На всякий случай Мелентий перекрестился. Перебирая босыми ступнями по холодному полу, подкрался к двери.
— «Что ж вор — в дом влез и песни играет? И не таится ведь, ирод!..» — подумалось с уважением.
Мысли проносились в голове серыми, точно волки, тенями.
Раздольев приник глазом к замочной скважине. Сперва он увидел дымчатый дрожащий свет. Затем глаз обвык, и вот уже открылось яркое как бы окно. В нем мелькал цветастый, но и серый, как чину его и положено, волк, а также серый нахальный зайчишка.
Не очень оба и настоящие. Настоящие волки сидели вкруг того волшебного окна в ящике, что принес Прейскурант, и внимательно, молчаливо наблюдали, склонив набок длинноушастые головы.
Деялось много разного, пестрого в том окне. Сперва Мелентий креститься не успевал, а после подрегатывал даже в голос.
Эко ведь «новые»! Умеют, а?!.. Может, вступить в эти в «новые» — «большаки», что ли, «сесеры»[1]?.. Смотреть задарма кину на дому, как волки вот делают. Эх, картинки-то залихватские!.. Может, она права, ихняя эта самая революция? А радость-то, радость-то, господи!.. Чисто дитячья, до смеху жестокая, цветастая, что майский медовый луг. Эк он волка-то! И поддел, и наддал, и домом совсем задавил! Аль живехонек?..
Мелентий весь приник к двери, словно он просочился в замочную скважину. Раздольев забыл, что сам-то он есть бродяга беспачпортный, нахлебник, но и наставник бестолкового Сакия. Мелентий был теперь одновременно и Волком лихим в ярких, прекрасных трусах, и Зайкой, умным и шустреньким тоже в ярких прекрасных вроде бы штаниках, — и как оба они, он стал неуловим, неистребим; стал бессмертен! А как богато живут эти там все зверюшки-то! Рай, а не жись у них. Вот за что борются эти «новые» — чтобы и люди стали так же неистребимо шустры и размашисто беззаботны! Чтобы весь народ на этом… на пляжу бы сидел!

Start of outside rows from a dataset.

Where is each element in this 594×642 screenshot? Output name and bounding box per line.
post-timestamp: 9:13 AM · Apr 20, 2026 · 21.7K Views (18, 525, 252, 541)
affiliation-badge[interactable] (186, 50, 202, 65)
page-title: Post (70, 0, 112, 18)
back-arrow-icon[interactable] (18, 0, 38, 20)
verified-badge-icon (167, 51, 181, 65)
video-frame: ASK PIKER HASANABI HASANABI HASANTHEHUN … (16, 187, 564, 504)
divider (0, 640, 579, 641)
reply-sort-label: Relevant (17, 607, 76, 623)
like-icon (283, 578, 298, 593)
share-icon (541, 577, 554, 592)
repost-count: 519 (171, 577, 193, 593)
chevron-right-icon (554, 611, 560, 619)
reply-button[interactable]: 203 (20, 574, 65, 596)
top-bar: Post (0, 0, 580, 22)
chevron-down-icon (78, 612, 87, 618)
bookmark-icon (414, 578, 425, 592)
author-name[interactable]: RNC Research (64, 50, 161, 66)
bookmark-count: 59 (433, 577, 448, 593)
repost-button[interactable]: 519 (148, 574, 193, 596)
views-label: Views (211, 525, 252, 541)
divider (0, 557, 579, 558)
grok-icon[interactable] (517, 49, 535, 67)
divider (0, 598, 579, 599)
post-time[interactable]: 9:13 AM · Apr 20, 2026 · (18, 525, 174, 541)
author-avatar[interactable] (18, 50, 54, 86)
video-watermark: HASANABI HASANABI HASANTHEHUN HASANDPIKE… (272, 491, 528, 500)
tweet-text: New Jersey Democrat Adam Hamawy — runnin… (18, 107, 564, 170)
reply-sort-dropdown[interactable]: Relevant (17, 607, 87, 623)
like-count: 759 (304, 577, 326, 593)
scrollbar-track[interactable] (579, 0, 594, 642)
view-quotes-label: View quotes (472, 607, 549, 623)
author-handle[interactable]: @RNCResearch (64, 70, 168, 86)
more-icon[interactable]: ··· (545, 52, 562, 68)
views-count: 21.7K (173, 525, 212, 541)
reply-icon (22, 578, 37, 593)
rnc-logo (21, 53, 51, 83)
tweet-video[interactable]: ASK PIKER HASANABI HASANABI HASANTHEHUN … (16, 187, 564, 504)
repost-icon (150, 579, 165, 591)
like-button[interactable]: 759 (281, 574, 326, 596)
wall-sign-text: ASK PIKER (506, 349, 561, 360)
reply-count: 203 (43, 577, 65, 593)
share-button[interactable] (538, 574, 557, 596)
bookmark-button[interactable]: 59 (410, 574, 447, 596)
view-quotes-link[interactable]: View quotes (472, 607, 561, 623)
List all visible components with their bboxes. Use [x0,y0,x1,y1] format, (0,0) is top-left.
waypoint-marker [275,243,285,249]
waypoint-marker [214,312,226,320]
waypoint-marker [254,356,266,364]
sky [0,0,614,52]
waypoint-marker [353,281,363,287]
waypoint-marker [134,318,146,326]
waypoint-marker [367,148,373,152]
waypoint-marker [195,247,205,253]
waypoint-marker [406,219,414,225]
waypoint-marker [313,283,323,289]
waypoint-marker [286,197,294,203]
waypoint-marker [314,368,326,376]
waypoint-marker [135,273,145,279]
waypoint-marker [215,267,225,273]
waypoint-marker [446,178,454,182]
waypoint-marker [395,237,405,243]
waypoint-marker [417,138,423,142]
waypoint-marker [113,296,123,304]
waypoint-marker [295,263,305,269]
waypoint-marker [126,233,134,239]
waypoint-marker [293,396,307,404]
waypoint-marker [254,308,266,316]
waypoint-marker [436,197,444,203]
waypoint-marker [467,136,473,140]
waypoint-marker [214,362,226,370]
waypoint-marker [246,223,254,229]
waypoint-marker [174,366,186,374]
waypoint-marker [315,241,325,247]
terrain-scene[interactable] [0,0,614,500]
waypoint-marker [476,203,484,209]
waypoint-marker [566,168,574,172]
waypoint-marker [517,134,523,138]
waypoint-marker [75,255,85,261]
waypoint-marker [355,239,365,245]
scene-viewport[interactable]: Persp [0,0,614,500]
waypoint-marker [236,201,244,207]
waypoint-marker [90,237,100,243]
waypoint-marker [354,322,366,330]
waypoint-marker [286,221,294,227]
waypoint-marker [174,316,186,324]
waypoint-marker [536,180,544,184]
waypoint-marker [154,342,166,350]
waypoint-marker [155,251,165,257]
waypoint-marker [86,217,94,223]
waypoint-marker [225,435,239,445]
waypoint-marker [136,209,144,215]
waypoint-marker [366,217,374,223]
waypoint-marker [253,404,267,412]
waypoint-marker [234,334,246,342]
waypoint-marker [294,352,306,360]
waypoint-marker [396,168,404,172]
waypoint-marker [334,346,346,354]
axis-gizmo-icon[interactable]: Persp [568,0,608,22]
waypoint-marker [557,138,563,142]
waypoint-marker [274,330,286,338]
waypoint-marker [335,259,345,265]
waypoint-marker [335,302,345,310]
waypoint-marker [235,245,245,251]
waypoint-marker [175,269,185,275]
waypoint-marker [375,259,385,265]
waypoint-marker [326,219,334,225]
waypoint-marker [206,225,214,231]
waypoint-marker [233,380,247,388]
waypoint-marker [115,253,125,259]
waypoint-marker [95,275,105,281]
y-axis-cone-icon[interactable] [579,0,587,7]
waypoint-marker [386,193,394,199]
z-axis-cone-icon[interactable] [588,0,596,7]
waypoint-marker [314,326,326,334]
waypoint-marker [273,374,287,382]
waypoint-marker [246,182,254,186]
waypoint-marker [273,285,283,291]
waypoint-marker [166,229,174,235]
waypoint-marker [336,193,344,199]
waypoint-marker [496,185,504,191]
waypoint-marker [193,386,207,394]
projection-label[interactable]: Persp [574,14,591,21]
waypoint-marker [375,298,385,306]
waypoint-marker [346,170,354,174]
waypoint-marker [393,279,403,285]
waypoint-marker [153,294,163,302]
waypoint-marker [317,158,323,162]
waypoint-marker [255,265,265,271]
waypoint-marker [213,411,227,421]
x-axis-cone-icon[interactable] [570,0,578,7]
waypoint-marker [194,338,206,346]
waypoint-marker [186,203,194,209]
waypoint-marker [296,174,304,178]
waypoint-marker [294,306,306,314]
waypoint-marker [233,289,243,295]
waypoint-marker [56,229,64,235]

— «В «большаки», в «большаки» подамся теперь! И Сакия спроворю с собой!» — почти молился Мелентий. Волки вон молча смотрят, их, зверей, проняло, а он-то ведь по образу Божию деланный!.. Ему прямая дорога в тот мельтешливый рай.
— Ну погоди-и-и!.. — взвыл напоследок Волк. И окошко захлопнулось.
Звери молча, явно под впечатлением, но дисциплинированно через разбитое окно покинули помещение. И вот уже вдалеке раздалось их длинное, с грозными перекатами тоскливое «пение».
Мелентий нехотя и будто во сне поволокся в спальню. Что-то мешало ему, било по ноге. Ай — сабля, бля!.. Он бросил ее на лестнице. Отшвырнул с досадой, как все свое прошлое.
Сакий мирно посапывал.
— «Эх ты, шпендрик!» — подумал Раздольев с превосходством теперь посвященного. И грубо повалился рядом, не заботясь, что может ведь разбудить.
Сон Мелентию случился теплый и ласковый. Вот идут они лениво и беззаботно с Сакием вдоль невысоких дачных заборчиков. Сирень сизо, бело бурлит, бушует вокруг. Они бредут аж хмельные от счастья до слез. И выходят с поселка-то к высокому бескрайнему домищу, инда дворцу цареву[2]. И на боку его синяя табличка висит.
— «Улица художника Диверсанта»! — читает торжественно, жмурясь от удовольствия, Сакий.
— «Ле-ви-та-на», — по слогам поправляет прочитанное Мелентий. И крякает — то ли с досады, то ли насмешливо.
— Неправда, врешь ты все, — ласково возражает ему Сакий. — Нет такого художника!..
Гаснет перламутрово высь над непомерными откосами дома. Зажигаются в нем лукавые кое-где огоньки…
Стоя под небом счастья, не таясь, Диверсант и Мелентий целуются.
30.12.2019
[1] Эсеры.
[2] Огромный «сталинский» дом возле поселка художников Сокол.